Reclamerecht  

IEF 1790

Ongevraagd advies

Adformatie brengt deze week een paginagroot interview met VvRr voorzitter Ebba Hoogenraad, waarin zij o.a. stelt dat de jonge vereniging zich “gevraagd en ongevraagd adviezen zal geven aan diegenen die zich bezighouden met het recht van reclame.” En in het volgende nummer dient de eerste zaak zich al aan:

“De Tweede Kamer ziet helemaal niets in de plannen van staatssecretaris Medy van der Laan van OCW om onderzoek te doen naar de mogelijkheden van product placement en sponsoring op de Publieke Omroep (PO).  De staatssecretaris zegt in een interview met Adformatie dat volgende week verschijnt dat ze zoekt naar alternatieve reclame voor de PO. ‘Het traditionele reclameblok heeft zijn langste tijd gehad. Dat betekent dat de financieringsbronnen van de Publieke Omroep in gedrang komen en dat je als overheid moet nadenken of je alternatieve reclame- of externe inkomstenbronnen gaat zoeken’, aldus de staatssecretaris. Het onderzoek zou moeten worden uitgevoerd door TNO.” Lees hier iets meer.

IEF 1788

Geen haast

In een debat met de Tweede Kamer, dinsdag jl., meldde minister Hoogervorst (Volksgezondheid) niet van plan te zijn nu al een eind te maken aan de manier waarop farmaceutische bedrijven toezicht op reclame voor medicijnen houden. Oppositiepartijen PvdA, GroenLinks en de SP hadden hem daar in het debat om gevraagd. Aanleiding was de uitspraak van de minister vorige week in de media, dat hij zelf misschien niet gekozen zou hebben voor zelfregulering. De kamer spoort de minister aan tot actie.
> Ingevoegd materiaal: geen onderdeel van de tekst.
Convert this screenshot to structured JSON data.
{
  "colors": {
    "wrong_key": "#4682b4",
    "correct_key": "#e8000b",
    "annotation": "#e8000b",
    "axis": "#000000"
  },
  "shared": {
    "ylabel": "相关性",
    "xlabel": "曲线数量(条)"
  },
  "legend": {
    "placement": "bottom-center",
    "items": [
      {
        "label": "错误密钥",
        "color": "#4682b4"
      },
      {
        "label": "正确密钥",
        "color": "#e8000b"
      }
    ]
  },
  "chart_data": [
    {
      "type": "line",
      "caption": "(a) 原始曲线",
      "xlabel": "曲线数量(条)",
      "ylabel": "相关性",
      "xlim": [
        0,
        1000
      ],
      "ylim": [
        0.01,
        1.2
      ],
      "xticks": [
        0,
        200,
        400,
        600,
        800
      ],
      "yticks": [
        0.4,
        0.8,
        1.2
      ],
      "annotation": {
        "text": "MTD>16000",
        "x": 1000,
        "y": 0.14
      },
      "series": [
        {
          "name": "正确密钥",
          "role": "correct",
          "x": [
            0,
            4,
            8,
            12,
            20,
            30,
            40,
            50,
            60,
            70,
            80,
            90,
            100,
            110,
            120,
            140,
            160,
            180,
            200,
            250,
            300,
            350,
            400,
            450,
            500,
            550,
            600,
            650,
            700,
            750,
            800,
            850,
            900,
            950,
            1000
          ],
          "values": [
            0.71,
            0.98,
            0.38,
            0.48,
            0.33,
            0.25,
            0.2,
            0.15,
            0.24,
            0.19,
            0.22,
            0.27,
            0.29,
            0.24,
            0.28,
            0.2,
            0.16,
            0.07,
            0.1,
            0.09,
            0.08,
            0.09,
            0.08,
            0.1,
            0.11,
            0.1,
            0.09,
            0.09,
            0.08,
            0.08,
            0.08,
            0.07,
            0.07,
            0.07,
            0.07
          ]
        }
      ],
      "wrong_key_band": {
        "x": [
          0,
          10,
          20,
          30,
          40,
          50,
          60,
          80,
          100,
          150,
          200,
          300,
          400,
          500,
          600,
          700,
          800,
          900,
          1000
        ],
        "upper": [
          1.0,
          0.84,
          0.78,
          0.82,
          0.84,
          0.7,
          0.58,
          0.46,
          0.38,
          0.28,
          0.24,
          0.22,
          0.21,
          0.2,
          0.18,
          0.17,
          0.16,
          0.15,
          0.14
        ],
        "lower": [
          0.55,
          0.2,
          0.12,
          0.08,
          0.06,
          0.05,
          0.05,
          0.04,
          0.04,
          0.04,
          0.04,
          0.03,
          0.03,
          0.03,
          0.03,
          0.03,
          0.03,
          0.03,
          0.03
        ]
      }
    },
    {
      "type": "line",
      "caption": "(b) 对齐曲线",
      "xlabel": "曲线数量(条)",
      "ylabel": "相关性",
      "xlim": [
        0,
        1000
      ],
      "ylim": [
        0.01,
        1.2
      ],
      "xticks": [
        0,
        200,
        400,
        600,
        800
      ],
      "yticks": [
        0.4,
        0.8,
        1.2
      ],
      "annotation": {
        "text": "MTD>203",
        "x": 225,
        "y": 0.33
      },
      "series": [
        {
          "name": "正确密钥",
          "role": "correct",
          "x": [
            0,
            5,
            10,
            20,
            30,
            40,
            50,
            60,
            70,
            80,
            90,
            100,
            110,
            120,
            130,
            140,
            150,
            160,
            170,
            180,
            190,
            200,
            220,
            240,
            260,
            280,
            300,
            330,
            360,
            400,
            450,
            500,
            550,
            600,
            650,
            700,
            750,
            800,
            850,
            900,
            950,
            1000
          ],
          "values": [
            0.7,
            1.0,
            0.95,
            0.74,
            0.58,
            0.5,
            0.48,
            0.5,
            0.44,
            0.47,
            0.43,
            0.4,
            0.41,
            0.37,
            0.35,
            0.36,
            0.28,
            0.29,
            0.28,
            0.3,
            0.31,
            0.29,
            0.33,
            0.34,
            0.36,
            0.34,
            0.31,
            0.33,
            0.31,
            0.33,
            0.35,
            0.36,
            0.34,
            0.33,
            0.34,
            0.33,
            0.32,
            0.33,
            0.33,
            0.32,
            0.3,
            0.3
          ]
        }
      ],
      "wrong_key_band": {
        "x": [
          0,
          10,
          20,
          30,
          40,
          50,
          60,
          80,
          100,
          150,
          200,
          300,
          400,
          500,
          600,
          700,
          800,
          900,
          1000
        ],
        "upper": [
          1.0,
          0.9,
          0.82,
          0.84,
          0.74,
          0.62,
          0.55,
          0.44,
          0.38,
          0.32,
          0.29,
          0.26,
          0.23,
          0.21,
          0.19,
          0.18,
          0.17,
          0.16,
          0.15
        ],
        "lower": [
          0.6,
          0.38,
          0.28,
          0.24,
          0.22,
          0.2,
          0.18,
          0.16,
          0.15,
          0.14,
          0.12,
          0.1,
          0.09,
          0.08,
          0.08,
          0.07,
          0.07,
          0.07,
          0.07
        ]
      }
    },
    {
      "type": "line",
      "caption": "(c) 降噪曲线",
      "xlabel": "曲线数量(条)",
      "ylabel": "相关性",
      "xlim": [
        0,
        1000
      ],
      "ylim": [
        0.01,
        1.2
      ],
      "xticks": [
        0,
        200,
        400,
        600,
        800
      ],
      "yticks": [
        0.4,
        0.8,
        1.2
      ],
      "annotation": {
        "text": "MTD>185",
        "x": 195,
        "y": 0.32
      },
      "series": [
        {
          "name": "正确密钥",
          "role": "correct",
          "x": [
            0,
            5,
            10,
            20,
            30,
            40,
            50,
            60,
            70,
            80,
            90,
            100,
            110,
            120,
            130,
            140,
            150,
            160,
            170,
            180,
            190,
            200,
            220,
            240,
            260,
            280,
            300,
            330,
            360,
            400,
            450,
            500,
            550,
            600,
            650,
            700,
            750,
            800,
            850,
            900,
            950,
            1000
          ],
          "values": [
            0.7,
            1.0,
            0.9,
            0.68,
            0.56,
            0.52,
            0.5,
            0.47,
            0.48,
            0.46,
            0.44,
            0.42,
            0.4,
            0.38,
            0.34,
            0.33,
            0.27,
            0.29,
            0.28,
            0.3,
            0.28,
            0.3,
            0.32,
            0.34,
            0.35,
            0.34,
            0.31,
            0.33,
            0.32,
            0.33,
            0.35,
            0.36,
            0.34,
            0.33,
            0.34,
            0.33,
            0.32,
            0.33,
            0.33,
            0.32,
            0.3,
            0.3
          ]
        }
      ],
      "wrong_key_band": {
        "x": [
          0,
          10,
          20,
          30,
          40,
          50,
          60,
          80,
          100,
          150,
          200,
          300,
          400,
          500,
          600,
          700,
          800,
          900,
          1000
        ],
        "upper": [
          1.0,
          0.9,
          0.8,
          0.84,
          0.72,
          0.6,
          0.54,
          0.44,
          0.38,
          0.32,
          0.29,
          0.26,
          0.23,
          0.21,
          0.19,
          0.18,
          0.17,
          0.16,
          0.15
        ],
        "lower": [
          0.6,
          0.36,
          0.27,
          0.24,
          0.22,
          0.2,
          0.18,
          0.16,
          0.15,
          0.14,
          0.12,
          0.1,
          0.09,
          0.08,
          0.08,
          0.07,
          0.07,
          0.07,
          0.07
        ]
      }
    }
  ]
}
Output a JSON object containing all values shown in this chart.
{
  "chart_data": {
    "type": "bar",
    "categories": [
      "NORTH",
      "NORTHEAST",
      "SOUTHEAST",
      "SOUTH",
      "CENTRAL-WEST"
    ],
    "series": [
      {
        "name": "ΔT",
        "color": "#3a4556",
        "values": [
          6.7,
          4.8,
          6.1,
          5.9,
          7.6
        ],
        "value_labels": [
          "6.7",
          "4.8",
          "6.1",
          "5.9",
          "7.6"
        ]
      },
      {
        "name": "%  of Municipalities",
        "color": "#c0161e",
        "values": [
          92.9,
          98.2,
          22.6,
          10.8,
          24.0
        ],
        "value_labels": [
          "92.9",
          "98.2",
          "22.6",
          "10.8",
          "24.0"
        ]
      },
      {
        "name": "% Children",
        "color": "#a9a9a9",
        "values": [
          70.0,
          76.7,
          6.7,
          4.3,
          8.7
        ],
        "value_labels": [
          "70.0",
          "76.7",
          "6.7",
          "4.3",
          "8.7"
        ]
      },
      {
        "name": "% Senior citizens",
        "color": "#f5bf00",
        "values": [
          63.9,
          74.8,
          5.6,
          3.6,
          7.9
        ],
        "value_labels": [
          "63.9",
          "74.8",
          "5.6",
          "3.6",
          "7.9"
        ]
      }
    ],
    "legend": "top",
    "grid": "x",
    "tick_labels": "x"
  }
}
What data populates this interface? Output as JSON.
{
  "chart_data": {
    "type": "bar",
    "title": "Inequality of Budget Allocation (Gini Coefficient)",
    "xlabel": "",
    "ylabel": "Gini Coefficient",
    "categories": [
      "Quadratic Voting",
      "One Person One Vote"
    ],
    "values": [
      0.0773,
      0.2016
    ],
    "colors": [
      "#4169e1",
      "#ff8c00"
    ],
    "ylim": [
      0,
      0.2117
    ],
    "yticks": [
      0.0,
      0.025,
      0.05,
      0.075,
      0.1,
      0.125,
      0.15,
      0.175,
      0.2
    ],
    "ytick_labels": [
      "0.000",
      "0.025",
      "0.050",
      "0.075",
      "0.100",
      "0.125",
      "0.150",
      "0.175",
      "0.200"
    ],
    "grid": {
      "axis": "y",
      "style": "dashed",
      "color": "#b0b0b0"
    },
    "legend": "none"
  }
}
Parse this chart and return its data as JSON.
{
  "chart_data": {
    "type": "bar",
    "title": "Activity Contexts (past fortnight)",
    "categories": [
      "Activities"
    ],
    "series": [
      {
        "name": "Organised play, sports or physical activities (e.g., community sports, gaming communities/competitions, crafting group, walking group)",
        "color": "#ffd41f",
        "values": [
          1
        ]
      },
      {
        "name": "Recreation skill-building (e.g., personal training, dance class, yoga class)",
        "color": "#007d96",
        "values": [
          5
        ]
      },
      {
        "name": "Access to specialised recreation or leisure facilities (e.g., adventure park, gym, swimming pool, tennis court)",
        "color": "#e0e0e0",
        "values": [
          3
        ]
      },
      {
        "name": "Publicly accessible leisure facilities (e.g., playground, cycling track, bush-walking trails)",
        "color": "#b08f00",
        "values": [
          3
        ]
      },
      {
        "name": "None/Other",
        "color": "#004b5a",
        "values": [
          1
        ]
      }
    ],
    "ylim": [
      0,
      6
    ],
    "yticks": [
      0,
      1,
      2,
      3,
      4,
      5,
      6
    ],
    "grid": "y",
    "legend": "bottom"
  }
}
“Dat was voor mij een openbaring en ik was daar blij mee, maar als hij dat vindt, moet hij er wel iets aan gaan doen. Hij twijfelt of hij zelf wel tot zelfregulering zou zijn overgegaan. Zo ken ik hem niet! (…) Nu zegt hij dat zijn voorgangers dat nu eenmaal hebben besloten, dat hij het waarschijnlijk zelf niet gedaan zou hebben -- daar komt het eigenlijk toch wel op neer -- dat hij het allemaal ook niet zo goed vindt lopen, maar het toch maar even zo wil laten! Zo ken ik de minister niet en daarom wil ik hem aansporen om op dit punt gauw stappen te zetten.”

“De minister erkent ook dat de bewustwordingspotjes -- ik noem die altijd symptoomreclame -- kunnen bijdragen aan medicalisering en dat er veel te veel aan marketing wordt uitgegeven. Hij maakt zich zorgen over de onafhankelijkheid bij de nascholing en het maken van behandelstandaarden. Maar, vervolgens wordt daar niet naar gehandeld!

Hoogervorst zelf vindt meer haast niet opportuun.”Wat mij vooral opviel in dat boek is hoe vreselijk het vroeger het was -- er werden toen grote reizen cadeau gedaan -- en wat voor een klein gekrabbel het nu allemaal is. (..) De omvang van dat gekrabbel vond ik inderdaad opvallend. In 2007 zullen wij een en ander zorgvuldig onder de loep nemen en vervolgens zullen wij onze conclusies trekken. Waarom zou ik de afspraak om in 2007 te evalueren nu doorbreken? Dan lijkt het alsof wij niets anders te doen hebben.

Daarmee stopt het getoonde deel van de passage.